GUATEMALA CITY — The talk at cocktail parties in comfortable parts of town these days is not of politics and currency exchange rates but about who has been robbed and where.
At least a dozen cars are stolen every day, many by armed men at stoplights in the city's most fashionable district.
More than 20 robberies or assaults are reported daily, double the number a year ago. The real total surely is much higher because few people trust police enough to file complaints. Bus holdups and attacks on tourists have soared.
The crime wave reflects economic hardship--87% of Guatemalans live in poverty--and an understandable lack of confidence in the ineffective judicial system.
"Justice does not exist here and no one trusts anyone trying to impose it," said Marta Altolaguirre, a lawyer and newspaper columnist. "The people who work in the courts are not well prepared and the magistrates are highly politicized."
Crime also endangers tourism, which brings Guatemala at least $200 million a year, and is a major test for Carlos Samayoa Cifuentes, the first civilian in decades to head the National Police.
Samayoa said in an interview that buses are particularly vulnerable and he is putting policemen on some that operate in the city, "but it's like a drop in the ocean."
Highways to Honduras are among the most perilous. Newspapers have reported daylight assaults on both buses and private vehicles, some by men in military uniforms.
The Honduran ambassador made a formal complaint in November, after the shooting death of a young Honduran woman who was traveling to Guatemala City for an evangelical meeting.
Passengers on a rural bus gave a severe beating to a man with a pistol and a hand grenade who wounded their driver.

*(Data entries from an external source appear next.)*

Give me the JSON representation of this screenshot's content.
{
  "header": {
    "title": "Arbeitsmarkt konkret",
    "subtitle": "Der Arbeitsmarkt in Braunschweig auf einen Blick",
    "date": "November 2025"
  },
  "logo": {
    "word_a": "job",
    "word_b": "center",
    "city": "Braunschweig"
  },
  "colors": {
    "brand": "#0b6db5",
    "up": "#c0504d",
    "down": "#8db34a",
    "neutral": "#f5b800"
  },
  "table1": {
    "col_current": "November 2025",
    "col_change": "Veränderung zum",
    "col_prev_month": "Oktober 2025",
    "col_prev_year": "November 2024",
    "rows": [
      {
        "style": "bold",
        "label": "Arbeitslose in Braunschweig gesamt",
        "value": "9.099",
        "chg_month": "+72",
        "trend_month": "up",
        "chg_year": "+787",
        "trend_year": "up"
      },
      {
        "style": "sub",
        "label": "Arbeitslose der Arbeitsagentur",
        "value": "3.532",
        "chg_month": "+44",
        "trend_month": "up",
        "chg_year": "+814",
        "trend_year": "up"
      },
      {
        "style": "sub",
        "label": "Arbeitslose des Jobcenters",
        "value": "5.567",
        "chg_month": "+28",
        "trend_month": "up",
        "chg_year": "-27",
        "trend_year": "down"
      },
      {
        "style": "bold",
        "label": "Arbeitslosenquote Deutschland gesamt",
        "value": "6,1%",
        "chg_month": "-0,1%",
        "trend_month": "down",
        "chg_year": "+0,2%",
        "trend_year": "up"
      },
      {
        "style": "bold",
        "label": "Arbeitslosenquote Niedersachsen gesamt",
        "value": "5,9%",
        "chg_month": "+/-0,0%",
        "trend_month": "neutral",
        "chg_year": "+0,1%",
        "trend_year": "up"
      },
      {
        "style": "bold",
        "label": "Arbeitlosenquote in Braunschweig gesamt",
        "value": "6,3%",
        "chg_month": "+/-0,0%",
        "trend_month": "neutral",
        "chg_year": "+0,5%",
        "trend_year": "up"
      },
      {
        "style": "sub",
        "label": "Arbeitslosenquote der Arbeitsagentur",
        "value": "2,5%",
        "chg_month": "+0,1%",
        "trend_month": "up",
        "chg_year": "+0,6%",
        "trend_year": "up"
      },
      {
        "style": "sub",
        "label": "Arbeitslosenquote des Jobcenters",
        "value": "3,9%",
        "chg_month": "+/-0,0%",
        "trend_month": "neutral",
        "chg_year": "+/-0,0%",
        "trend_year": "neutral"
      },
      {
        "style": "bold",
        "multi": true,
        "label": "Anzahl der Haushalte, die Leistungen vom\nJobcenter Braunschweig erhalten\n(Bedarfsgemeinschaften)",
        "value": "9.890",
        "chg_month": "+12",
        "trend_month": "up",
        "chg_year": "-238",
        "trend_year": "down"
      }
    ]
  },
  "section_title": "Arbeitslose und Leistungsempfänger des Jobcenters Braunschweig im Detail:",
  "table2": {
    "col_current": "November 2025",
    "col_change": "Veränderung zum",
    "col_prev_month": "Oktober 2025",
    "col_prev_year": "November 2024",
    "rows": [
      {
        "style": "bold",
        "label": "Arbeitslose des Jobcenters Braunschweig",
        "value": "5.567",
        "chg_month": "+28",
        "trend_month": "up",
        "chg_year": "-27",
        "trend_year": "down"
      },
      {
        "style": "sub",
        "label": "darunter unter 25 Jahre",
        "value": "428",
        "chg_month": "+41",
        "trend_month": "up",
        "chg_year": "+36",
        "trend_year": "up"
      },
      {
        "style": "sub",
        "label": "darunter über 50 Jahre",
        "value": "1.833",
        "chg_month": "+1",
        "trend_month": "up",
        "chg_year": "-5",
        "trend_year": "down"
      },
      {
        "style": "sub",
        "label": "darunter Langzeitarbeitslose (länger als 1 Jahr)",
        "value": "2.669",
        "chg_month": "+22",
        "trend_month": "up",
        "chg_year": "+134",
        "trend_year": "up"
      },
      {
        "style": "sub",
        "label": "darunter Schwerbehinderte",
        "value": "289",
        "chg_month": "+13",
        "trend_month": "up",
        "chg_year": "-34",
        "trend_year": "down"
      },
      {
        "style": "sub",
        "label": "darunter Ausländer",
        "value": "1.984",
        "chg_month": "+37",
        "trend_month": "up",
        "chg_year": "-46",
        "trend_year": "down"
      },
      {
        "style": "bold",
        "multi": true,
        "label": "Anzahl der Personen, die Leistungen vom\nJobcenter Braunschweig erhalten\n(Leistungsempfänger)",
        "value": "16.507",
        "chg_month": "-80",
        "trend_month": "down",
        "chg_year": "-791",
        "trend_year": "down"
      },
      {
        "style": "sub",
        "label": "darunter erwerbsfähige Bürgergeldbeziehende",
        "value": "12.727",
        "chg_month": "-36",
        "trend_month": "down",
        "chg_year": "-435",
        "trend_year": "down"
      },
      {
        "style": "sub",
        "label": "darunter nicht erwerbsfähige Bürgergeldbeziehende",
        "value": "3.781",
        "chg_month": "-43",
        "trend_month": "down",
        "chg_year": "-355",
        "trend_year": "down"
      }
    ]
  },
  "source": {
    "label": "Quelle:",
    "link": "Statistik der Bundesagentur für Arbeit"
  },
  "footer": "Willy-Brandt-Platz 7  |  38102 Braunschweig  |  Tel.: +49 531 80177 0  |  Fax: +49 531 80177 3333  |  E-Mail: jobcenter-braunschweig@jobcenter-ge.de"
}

The local police chief berated the passengers for "taking justice into their own hands."
Two gunmen attacked a family of Dutch tourists outside the colonial town of Antigua in November, killing a 61-year-old woman. Her death was the third on the same road in less than a month.
A State Department travel advisory for Guatemala warns Americans about violent crime, bus robberies and roadblocks set up by bandits or guerrillas. The German government issued a similar advisory.
Some policemen have been accused of extorting money, and one was arrested as part of a gang charged with robbing a city bus.
Samayoa said the tendency of Guatemalans to blame the police for crime "is understandable, but not justified, because for years the police department has been ignored and used for political purposes."
Officers are paid only a few hundred dollars a month. A policeman wounded or injured on duty receives just one-third of the normal pay.
"It's illogical and incredible," Samayoa said. "It's not much of an incentive to put your life on the line. We have openings, but aren't filling them because we don't want people who aren't trained in police work."
He plans to raise pay by 1993 and provide better training, with foreign help, but that may not be easy.
Early last year, the German government ended a training project conducted in Germany, citing human rights violations in Guatemala. A U.S.-financed program to improve the court system ended in 1990 and, for the same reason, was not renewed.
"The citizens have been indifferent, even negligent, at times by not reporting suspicious activities," Samayoa said. "They don't even want to obey traffic signals.
"We are talking about a citizenry who demand that the law be enforced, but who are far from wanting to comply with it themselves. People see police officers as low-class, as subhuman."